Yes, all keep telling yourselves that if you moved from public to private sector you’d earn more.
If you are a solicitor in a local authority, you’ll definitely walk into a senior position in a magic circle firm for five times your salary. Yes.
If you work in the NHS on the equivalent of £27 an hour, when your salary is divided by the number of hours in a year, you could definitely go freelance and charge £100 an hour for every hour you work. Yes, definitely.
If you are an accountant in the civil service who has never had to engage with, you know, EBITDA or profit or cash flow, you will certainly walk into a private sector role earning more. Except you won’t: for your level of experience of the real world, you will be earning more than your private sector equivalent and you’ll have a much more generous pension.
My test for these claims is always, “well, if you’d be paid three times as much in the private sector, why not leave?”. They never do. Excuses are usually ‘pension’ and ‘I’m doing this job for the good of society’.
I used to laugh when public sector colleagues would compare accountancy firms’ charge out rates to their own salaries. Let’s say that somebody of an equivalent level of experience - not proficiency - from a top ten firm auditing them was charged out at £600 per day. The public sector colleagues would harrumph and decide that they, too were worth £600 per day, they had been an accountant for just as long hadn’t they, so their salary should be X times what they were being paid.

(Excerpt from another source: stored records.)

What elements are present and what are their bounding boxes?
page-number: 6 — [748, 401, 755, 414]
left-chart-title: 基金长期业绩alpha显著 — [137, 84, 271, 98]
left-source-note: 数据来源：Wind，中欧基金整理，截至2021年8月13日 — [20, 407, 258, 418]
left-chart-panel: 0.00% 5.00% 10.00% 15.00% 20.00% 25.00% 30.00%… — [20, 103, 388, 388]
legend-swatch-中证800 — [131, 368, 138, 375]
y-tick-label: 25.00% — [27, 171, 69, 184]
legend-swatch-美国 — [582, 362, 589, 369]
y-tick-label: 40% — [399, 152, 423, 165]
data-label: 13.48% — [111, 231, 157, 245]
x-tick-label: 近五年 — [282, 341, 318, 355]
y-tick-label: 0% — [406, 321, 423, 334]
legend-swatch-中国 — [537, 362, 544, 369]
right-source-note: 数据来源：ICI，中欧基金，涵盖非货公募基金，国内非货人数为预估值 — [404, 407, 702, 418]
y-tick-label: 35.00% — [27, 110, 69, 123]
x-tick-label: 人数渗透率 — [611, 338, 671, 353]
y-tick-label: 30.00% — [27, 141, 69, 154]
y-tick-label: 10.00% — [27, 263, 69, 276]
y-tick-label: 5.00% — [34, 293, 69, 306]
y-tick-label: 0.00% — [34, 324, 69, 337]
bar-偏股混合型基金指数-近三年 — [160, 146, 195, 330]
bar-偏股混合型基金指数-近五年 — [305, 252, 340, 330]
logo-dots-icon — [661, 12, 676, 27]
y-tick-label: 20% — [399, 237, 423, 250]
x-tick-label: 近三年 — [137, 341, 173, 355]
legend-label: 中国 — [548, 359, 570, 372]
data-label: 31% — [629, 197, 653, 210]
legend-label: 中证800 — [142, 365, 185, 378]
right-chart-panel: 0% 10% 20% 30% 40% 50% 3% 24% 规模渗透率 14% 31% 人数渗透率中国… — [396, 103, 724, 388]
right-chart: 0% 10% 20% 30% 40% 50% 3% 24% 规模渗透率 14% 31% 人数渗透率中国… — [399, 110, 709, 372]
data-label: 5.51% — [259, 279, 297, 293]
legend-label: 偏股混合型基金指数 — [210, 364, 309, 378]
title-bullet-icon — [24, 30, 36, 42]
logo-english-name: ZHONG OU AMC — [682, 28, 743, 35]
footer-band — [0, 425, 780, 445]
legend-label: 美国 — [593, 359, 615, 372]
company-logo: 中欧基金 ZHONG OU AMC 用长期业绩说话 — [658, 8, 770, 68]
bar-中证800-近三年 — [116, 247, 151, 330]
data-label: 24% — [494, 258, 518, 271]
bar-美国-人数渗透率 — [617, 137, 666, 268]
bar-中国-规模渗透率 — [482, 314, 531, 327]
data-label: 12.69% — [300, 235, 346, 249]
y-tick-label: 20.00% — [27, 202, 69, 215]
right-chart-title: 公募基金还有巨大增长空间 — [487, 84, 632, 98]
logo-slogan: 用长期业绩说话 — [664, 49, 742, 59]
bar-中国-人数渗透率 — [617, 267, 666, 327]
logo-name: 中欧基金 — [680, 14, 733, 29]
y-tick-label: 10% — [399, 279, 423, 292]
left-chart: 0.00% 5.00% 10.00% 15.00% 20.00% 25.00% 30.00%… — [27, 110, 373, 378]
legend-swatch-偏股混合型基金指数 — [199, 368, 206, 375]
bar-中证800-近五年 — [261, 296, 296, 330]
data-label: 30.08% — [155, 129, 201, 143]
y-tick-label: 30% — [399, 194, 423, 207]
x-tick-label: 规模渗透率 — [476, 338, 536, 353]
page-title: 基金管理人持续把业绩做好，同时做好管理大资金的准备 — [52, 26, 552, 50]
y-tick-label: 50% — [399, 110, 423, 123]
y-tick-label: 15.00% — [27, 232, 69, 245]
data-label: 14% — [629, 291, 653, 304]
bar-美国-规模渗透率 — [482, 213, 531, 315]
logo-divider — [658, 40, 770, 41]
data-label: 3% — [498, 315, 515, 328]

Of course, they didn’t get that the person doing the work wasn’t getting £600 a day personally and charge out rates don’t correspond directly to salary. Did it stop them moaning that they could earn at least three times as much on the private sector? No.
You get the odd example where eg somebody who has been very senior in HMRC gets a role with KPMG or Deloitte on a bigger salary. That is because (1) they have been very senior and (2) the firm wants the inside track on where HMRC’s strategy is going. Once they have dragged all of the knowledge out of that person, they generally don’t stick around for long.